Cumulative Sum Ranking

arXiv:1911.11255v1
Originality Incremental advance
AI Analysis

This work addresses ordinal ranking problems, offering a novel method that simplifies formulation and improves theoretical guarantees, though it appears incremental in the context of existing ensemble approaches.

The paper tackles ordinal regression by introducing a cumulative sum scoring function to combine binary classifier predictions, resulting in two simple online learning algorithms with proven convergence and mistake bounds.

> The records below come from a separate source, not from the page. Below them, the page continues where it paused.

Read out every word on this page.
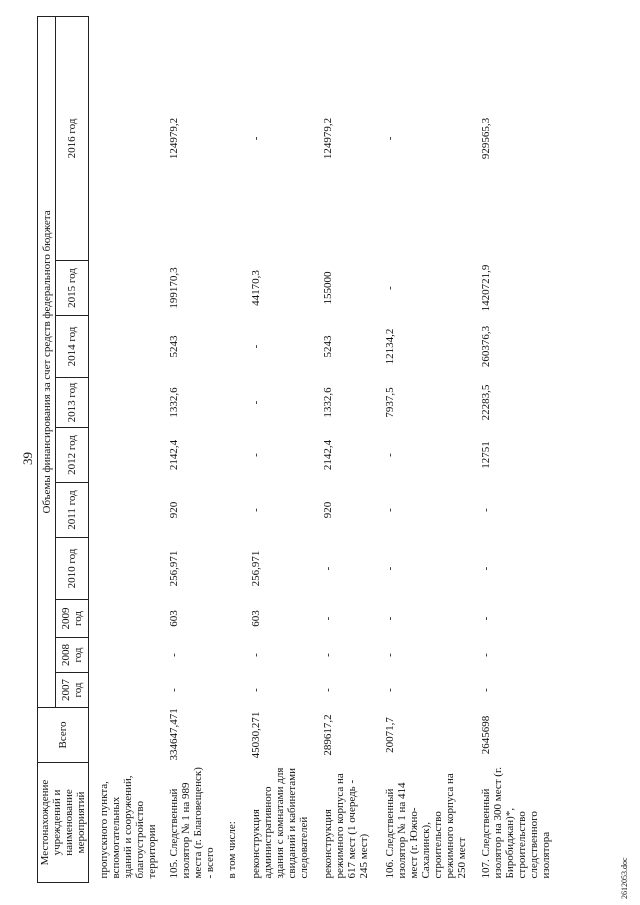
39
Местонахождение учреждений и наименование мероприятий	Всего	Объемы финансирования за счет средств федерального бюджета									
		2007 год	2008 год	2009 год	2010 год	2011 год	2012 год	2013 год	2014 год	2015 год	2016 год
пропускного пункта, вспомогательных зданий и сооружений, благоустройство территории											
105. Следственный изолятор № 1 на 989 места (г. Благовещенск) - всего	334647,471	-	-	603	256,971	920	2142,4	1332,6	5243	199170,3	124979,2
в том числе:											
реконструкция административного здания с комнатами для свиданий и кабинетами следователей	45030,271	-	-	603	256,971	-	-	-	-	44170,3	-
реконструкция режимного корпуса на 617 мест (1 очередь - 245 мест)	289617,2	-	-	-	-	920	2142,4	1332,6	5243	155000	124979,2
106. Следственный изолятор № 1 на 414 мест (г. Южно-Сахалинск), строительство режимного корпуса на 250 мест	20071,7	-	-	-	-	-	-	7937,5	12134,2	-	-
107. Следственный изолятор на 300 мест (г. Биробиджан)*, строительство следственного изолятора	2645698	-	-	-	-	-	12751	22283,5	260376,3	1420721,9	929565,3
2612053.doc
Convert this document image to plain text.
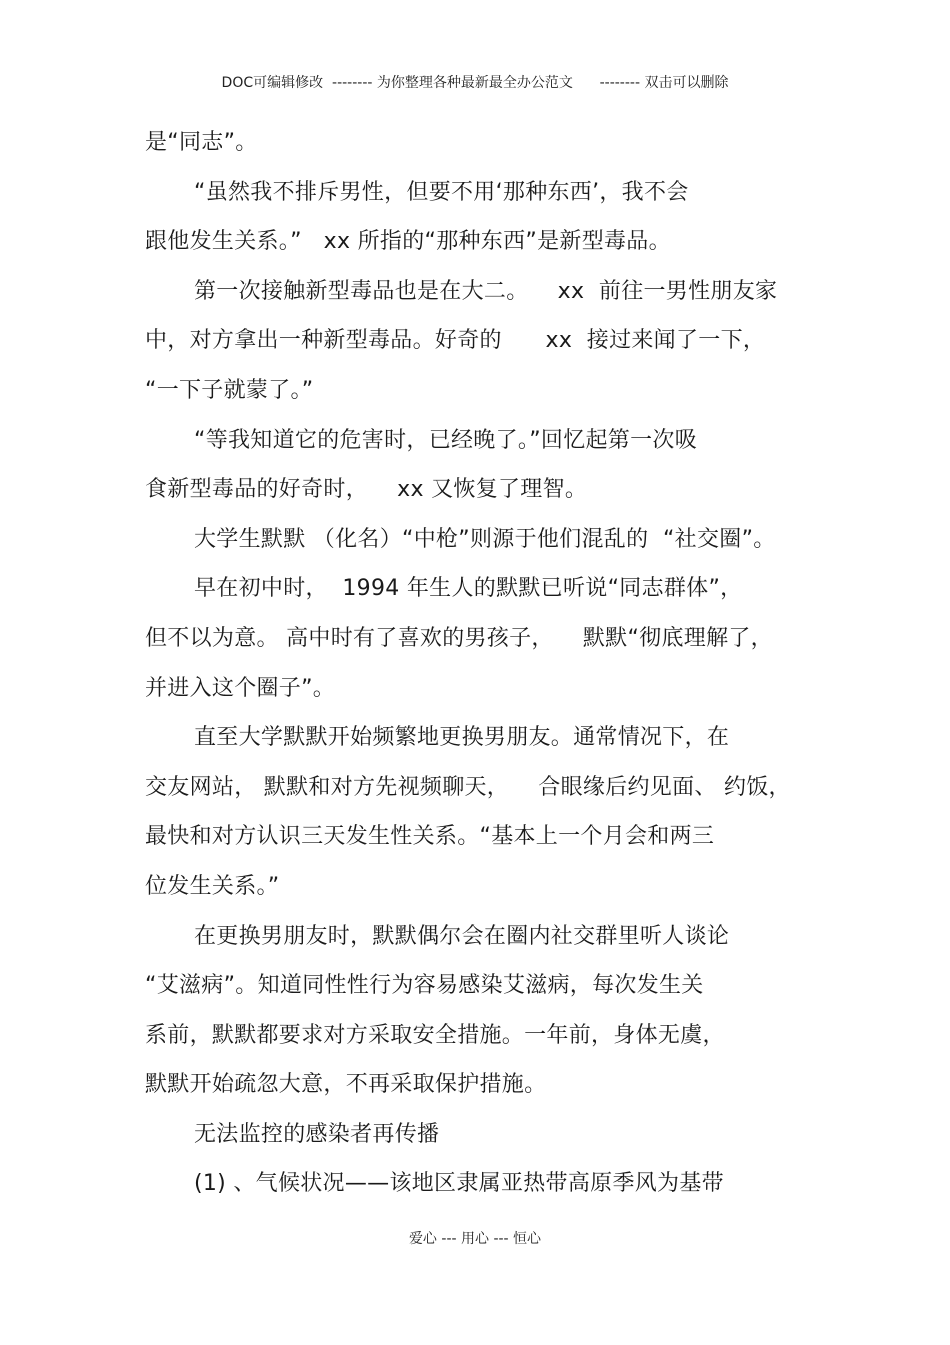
DOC可编辑修改  -------- 为你整理各种最新最全办公范文      -------- 双击可以删除
是“同志”。
“虽然我不排斥男性，但要不用‘那种东西’，我不会
跟他发生关系。”   xx 所指的“那种东西”是新型毒品。
第一次接触新型毒品也是在大二。    xx  前往一男性朋友家
中，对方拿出一种新型毒品。好奇的      xx  接过来闻了一下，
“一下子就蒙了。”
“等我知道它的危害时，已经晚了。”回忆起第一次吸
食新型毒品的好奇时，    xx 又恢复了理智。
大学生默默 （化名）“中枪”则源于他们混乱的  “社交圈”。
早在初中时，  1994 年生人的默默已听说“同志群体”，
但不以为意。 高中时有了喜欢的男孩子，    默默“彻底理解了，
并进入这个圈子”。
直至大学默默开始频繁地更换男朋友。通常情况下，在
交友网站， 默默和对方先视频聊天，    合眼缘后约见面、 约饭，
最快和对方认识三天发生性关系。“基本上一个月会和两三
位发生关系。”
在更换男朋友时，默默偶尔会在圈内社交群里听人谈论
“艾滋病”。知道同性性行为容易感染艾滋病，每次发生关
系前，默默都要求对方采取安全措施。一年前，身体无虞，
默默开始疏忽大意，不再采取保护措施。
无法监控的感染者再传播
(1) 、气候状况——该地区隶属亚热带高原季风为基带
爱心 --- 用心 --- 恒心
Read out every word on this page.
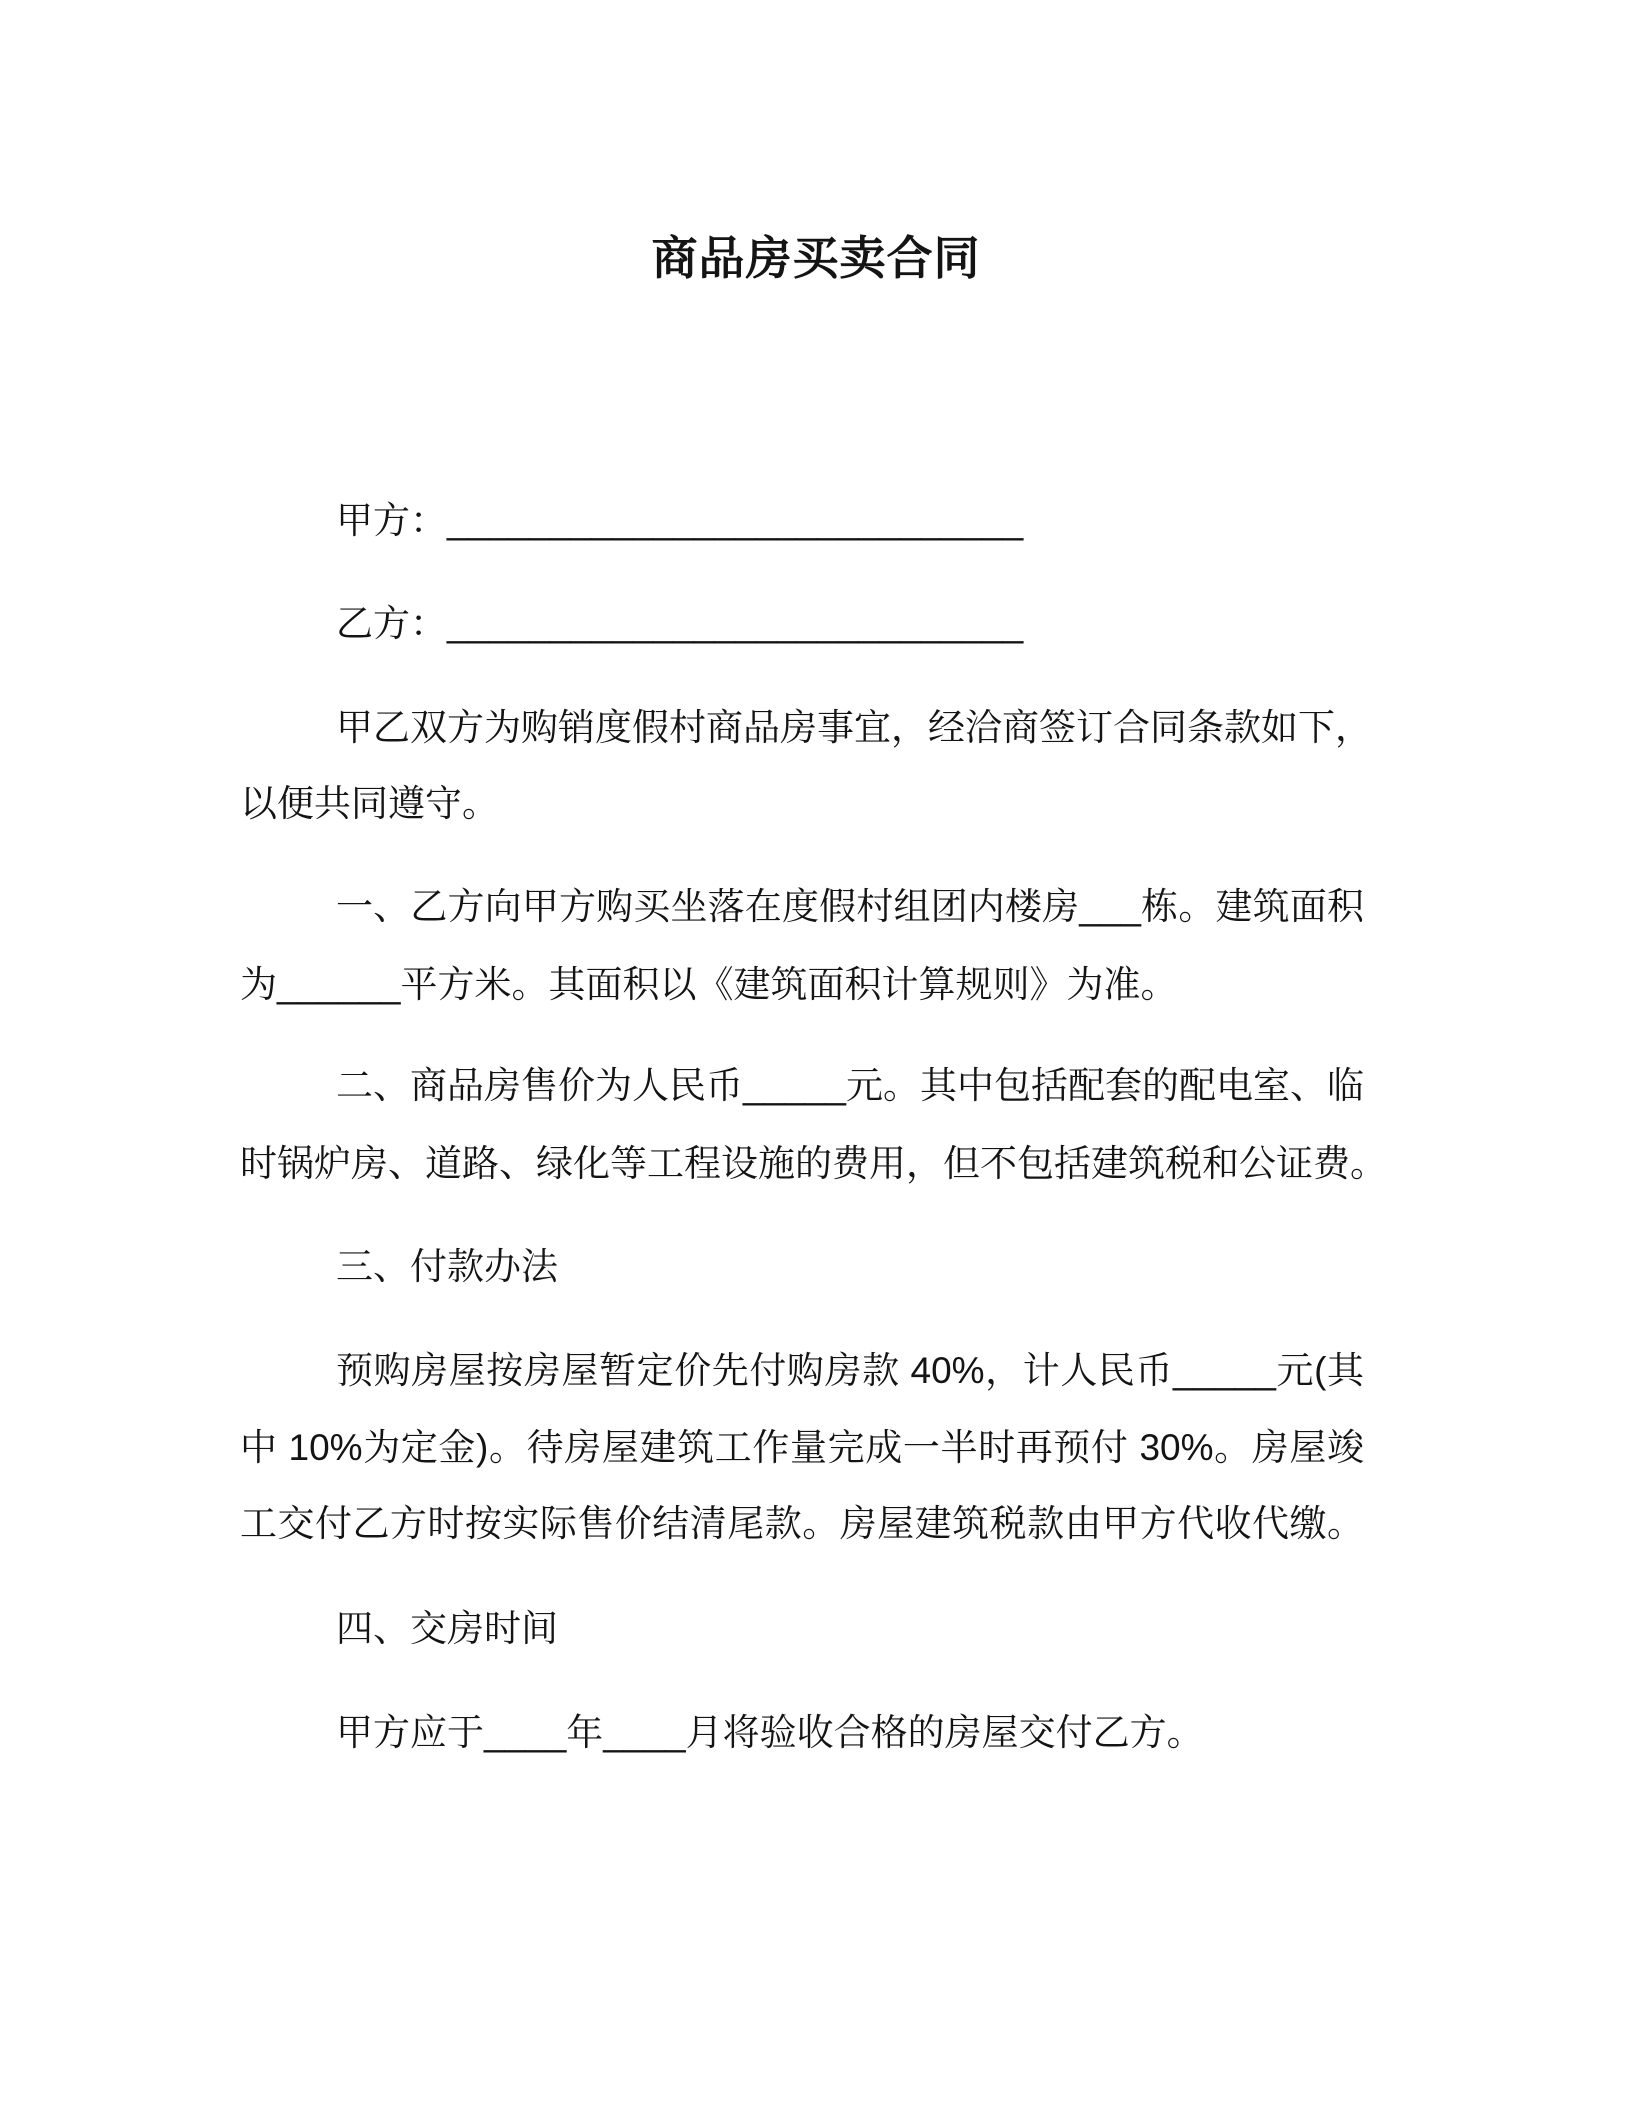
商品房买卖合同
甲方：____________________________
乙方：____________________________
甲乙双方为购销度假村商品房事宜，经洽商签订合同条款如下，
以便共同遵守。
一、乙方向甲方购买坐落在度假村组团内楼房___栋。建筑面积
为______平方米。其面积以《建筑面积计算规则》为准。
二、商品房售价为人民币_____元。其中包括配套的配电室、临
时锅炉房、道路、绿化等工程设施的费用，但不包括建筑税和公证费。
三、付款办法
预购房屋按房屋暂定价先付购房款 40%，计人民币_____元(其
中 10%为定金)。待房屋建筑工作量完成一半时再预付 30%。房屋竣
工交付乙方时按实际售价结清尾款。房屋建筑税款由甲方代收代缴。
四、交房时间
甲方应于____年____月将验收合格的房屋交付乙方。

The goal of Ordinal Regression is to find a rule that ranks items from a given set. Several learning algorithms to solve this prediction problem build an ensemble of binary classifiers. Ranking by Projecting uses interdependent binary perceptrons. These perceptrons share the same direction vector, but use different bias values. Similar approaches use independent direction vectors and biases. To combine the binary predictions, most of them adopt a simple counting heuristics. Here, we introduce a novel cumulative sum scoring function to combine the binary predictions. The proposed score value aggregates the strength of each one of the relevant binary classifications on how large is the item's rank. We show that our modeling casts ordinal regression as a Structured Perceptron problem. As a consequence, we simplify its formulation and description, which results in two simple online learning algorithms. The second algorithm is a Passive-Aggressive version of the first algorithm. We show that under some rank separability condition both algorithms converge. Furthermore, we provide mistake bounds for each one of the two online algorithms. For the Passive-Aggressive version, we assume the knowledge of a separation margin, what significantly improves the corresponding mistake bound. Additionally, we show that Ranking by Projecting is a special case of our prediction algorithm. From a neural network architecture point of view, our empirical findings suggest a layer of cusum units for ordinal regression, instead of the usual softmax layer of multiclass problems.